Let us therefore be zealous and exert ourselves and strive diligently to enter that rest [of God, to know and experience it for ourselves], that no one may fall or perish by the same kind of unbelief and disobedience [into which those in the wilderness fell]. Hebrews 4:11(AMPC)
Our first day as the human race was the day of rest. Man was created on the sixth day, the last day of creation. Adam’s first day was the seventh day, when God was celebrating His rest from all his work.
Man’s first day was the day of rest. This clearly demonstrates that the life of our design is not hustling but rather the rest life or the life of rest.
We were made for rest. By rest we don’t mean inactivity or being motionless. We are not referring to doing nothing, being idle or lazy.
There are many people who are idle, doing nothing but who are the most tired, burnt out restless, troubled ones. Rest here means peace of mind or spirit. It means free from anxiety, fear, and confusion. There are people who are as busy as a bee, very energetic and active who are altogether at rest.
No one was ever with so full a schedule as Jesus, no one so energetic and active. In only three and a half years He accomplished things which if all of them were to be written in books the whole world wouldn’t be big enough to accommodate the books. Yet Jesus was totally at rest.

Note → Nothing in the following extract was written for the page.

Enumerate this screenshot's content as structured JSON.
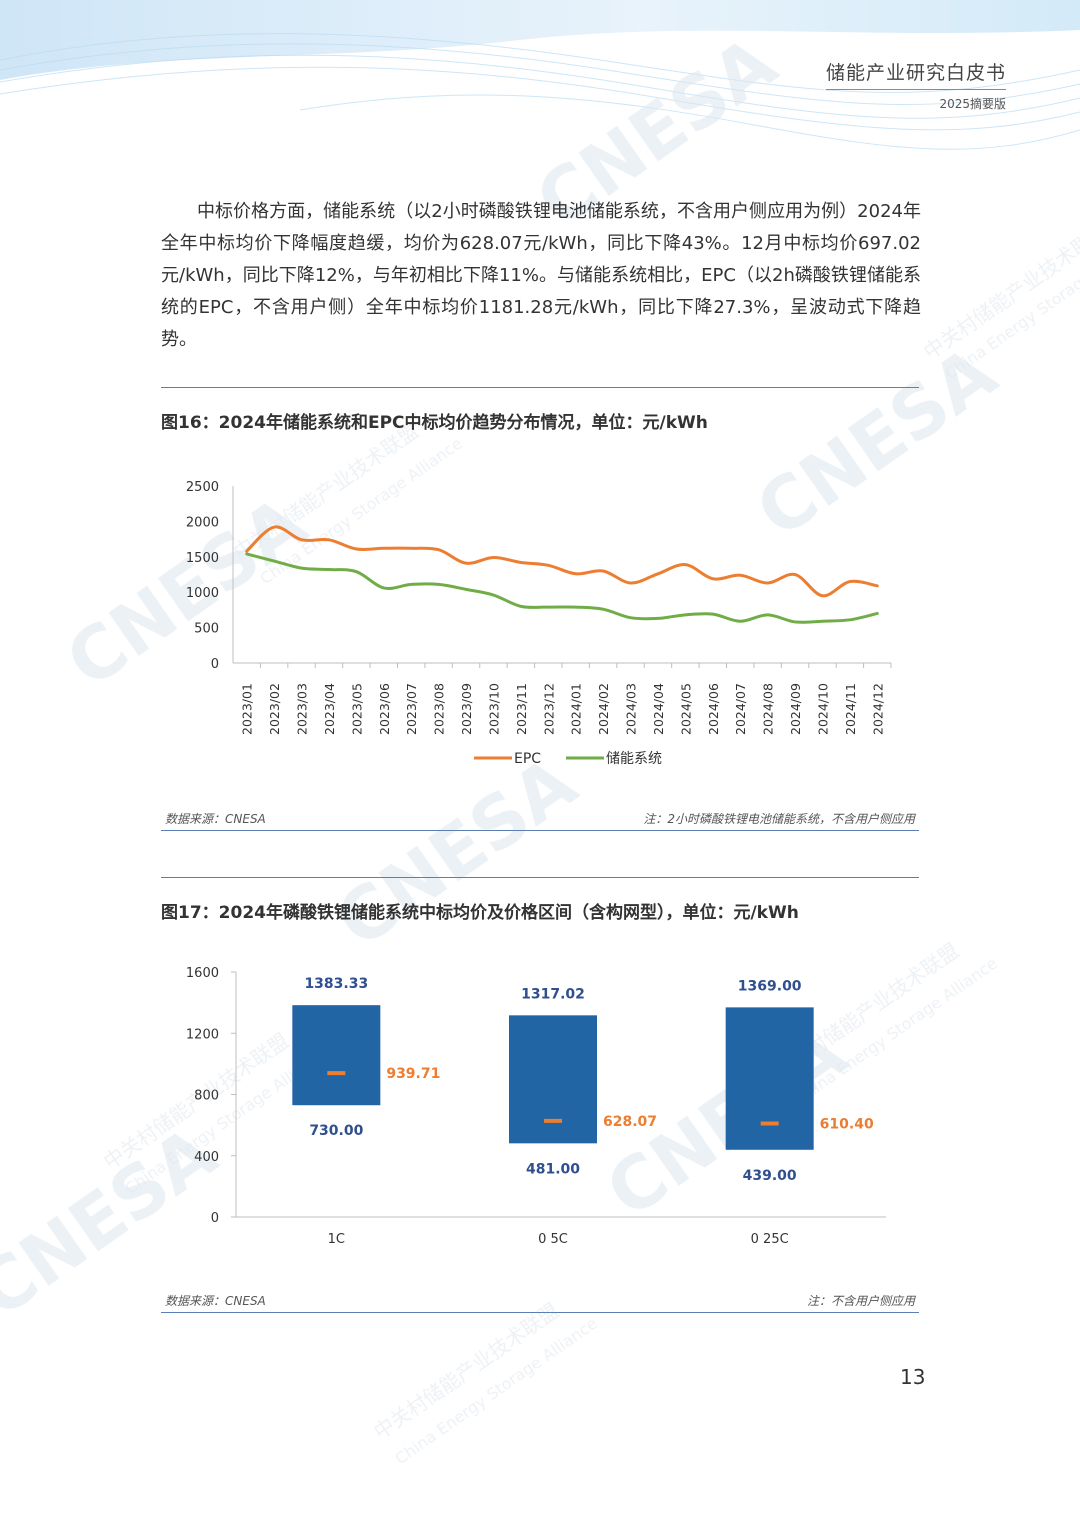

God is at rest. He is in an eternal state of peace of mind or spirit. Nothing disturbs, troubles, agitates or alarms Him. He’s free from anxiety, fear or confusion. The God who upholds, sustains and directs all creation is not worried about anything.
This is what He desires for all of us whom He made in His image and likeness. He has invited us and made it possible for us to join Him in His rest.
How do we enter into God’s rest? Believe, believe, believe.
Hebrews 4:3(AMPC) For we who have believed (adhered to and trusted in and relied on God) do enter that rest, in accordance with His declaration that those [who did not believe] should not enter when He said, As I swore in My wrath, They shall not enter My rest; and this He said although [His] works had been completed and prepared [and waiting for all who would believe] from the foundation of the world.
The scripture has helped us to know that God’s rest is accessed, experienced and enjoyed by believing. This means trusting in and relying on God. When you rest in a chair you are trusting and relying on it to support your entire weight.
We enter God’s rest by rolling onto Him and letting Him carry all our cares and burdens that are weighing us down.
Therefore, talking to God about what’s troubling us is practicing rest. Thanking God for helping us in every challenge is engaging rest. Refusing to worry, or keeping anxious thoughts out of our mind is acting in rest. Setting our minds on things that are positive is aggressive rest. Enter His rest today.